Protestas en Polonia ante la propuesta de Ley y Justicia para restringir el aborto.
Protestas en Polonia ante la propuesta de Ley y Justicia para restringir el aborto.

La ofensiva emprendida por el partido Ley y Justicia (PiS, en sus siglas en polaco), que gobierna Polonia con mayoría absoluta, para revertir las reformas modernizadoras que la transición política introdujo en los años noventa está comenzando a encontrar resistencias. La sociedad civil está reaccionando ante la deriva autoritaria del partido en el poder y su pretensión de imponer un clima cultural de rancio patriotismo moralista que está resultando asfixiante. El punto de inflexión ha sido la movilización de cientos de miles de mujeres que, vestidas de negro, participaron el 3 de octubre en actos y manifestaciones en todo el país contra el proyecto de ley que prohibía la interrupción del embarazo y castigaba a las mujeres que abortaran con cinco años de prisión.

La legislación polaca sobre homosexualidad, fecundación asistida o el aborto figura entre las más retrógradas de Europa, pero el PiS la considera aún demasiado liberal. La reacción de las mujeres obligó al partido del Gobierno a renunciar a su pretensión y ahora actúa como revulsivo que extiende la resistencia en otros sectores.
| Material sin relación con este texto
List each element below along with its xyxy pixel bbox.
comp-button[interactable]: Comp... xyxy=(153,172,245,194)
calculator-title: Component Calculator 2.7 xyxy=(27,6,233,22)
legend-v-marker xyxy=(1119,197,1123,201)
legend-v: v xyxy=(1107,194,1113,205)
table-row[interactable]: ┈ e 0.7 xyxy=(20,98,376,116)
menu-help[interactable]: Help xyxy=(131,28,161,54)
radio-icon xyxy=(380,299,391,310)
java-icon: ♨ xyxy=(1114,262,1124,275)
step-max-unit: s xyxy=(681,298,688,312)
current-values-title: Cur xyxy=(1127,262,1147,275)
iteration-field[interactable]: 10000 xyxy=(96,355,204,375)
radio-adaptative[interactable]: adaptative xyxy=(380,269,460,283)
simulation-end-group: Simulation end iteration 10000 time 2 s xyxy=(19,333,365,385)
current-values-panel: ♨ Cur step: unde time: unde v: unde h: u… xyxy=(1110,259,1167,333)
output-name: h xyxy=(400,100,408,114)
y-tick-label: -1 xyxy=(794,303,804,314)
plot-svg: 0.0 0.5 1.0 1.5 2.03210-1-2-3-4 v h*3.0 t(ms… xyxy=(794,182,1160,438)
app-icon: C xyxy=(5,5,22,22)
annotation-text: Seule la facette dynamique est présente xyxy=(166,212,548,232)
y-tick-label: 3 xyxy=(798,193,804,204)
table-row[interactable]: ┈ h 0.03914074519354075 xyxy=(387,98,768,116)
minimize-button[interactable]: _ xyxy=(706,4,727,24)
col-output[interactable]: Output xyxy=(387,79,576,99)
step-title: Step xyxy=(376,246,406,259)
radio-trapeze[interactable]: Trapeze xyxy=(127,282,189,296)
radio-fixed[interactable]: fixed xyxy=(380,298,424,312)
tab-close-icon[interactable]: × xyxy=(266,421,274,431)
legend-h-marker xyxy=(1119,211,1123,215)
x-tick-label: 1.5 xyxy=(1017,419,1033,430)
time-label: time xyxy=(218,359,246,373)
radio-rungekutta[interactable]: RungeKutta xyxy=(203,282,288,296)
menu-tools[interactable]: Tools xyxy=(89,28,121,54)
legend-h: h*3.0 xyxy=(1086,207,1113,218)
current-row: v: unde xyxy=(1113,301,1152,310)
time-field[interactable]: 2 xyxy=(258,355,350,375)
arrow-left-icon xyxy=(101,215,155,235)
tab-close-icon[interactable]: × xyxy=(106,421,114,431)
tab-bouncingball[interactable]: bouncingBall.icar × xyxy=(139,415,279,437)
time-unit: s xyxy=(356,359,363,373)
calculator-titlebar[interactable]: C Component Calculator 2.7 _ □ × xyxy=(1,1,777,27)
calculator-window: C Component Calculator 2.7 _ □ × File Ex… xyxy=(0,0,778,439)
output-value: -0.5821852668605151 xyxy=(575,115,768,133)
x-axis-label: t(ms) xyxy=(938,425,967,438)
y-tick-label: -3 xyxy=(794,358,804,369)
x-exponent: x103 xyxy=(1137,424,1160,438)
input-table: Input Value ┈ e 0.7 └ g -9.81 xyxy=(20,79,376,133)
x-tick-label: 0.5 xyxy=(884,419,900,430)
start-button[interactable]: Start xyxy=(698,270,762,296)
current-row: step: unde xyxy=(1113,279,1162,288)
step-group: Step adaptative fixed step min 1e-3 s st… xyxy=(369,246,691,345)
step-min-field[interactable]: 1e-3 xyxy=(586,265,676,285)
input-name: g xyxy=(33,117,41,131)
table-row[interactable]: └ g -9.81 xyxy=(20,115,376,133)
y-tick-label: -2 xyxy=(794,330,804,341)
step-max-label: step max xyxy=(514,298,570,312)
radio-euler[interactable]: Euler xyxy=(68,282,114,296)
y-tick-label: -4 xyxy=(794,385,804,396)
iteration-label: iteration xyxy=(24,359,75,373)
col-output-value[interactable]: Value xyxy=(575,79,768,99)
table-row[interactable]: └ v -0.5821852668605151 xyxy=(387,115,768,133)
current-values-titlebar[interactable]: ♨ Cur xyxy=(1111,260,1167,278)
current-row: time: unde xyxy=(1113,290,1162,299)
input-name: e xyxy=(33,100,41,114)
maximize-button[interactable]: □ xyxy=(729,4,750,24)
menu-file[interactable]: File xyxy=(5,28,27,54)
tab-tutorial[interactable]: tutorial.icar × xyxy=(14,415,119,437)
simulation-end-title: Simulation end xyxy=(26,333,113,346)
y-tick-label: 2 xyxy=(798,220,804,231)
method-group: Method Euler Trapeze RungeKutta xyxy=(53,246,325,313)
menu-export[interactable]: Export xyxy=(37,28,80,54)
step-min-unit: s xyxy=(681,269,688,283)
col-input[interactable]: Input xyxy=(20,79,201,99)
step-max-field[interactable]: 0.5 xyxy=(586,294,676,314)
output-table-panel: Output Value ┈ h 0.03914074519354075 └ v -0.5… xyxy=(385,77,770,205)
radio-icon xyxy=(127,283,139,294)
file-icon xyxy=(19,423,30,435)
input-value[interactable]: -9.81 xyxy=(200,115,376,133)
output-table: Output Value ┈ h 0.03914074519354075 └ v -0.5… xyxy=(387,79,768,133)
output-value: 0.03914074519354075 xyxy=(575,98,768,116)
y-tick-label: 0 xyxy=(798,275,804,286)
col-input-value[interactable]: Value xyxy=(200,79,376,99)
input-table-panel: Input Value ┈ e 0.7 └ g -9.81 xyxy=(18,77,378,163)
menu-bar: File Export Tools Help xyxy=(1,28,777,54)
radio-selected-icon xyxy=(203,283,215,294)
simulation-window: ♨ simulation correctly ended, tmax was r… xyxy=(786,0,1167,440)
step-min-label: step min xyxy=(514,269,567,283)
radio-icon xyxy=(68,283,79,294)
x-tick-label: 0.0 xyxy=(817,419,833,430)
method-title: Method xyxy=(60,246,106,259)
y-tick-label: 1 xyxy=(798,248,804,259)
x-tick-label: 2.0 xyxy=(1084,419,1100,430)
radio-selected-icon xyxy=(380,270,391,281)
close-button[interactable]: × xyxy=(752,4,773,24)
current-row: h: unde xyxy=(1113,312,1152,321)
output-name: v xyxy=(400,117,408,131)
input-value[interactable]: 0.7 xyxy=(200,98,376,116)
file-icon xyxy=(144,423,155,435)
El preocupante viaje al pasado más ominoso emprendido por el PiS no se limita a los derechos civiles. Los abusos de poder son constantes. El Gobierno no ha dudado en utilizar las instituciones de forma grosera para afianzar su programa y en su ofensiva por controlar la justicia ha llegado al extremo de bloquear el Tribunal Constitucional para amañar su composición y asegurar así que actuará según su dictado. El uso descarado de los medios públicos y de las fuerzas de seguridad con fines partidistas es otro de los signos de degradación de la democracia polaca. Incluso un mito nacional como el líder de Solidaridad, Lech Walesa, que fue el primer presidente de la democracia, ha sido objeto de una campaña de desprestigio. Pero lo sucedido en las últimas semanas hace abrigar la esperanza de que la sociedad civil pueda organizarse y detener la deriva reaccionaria.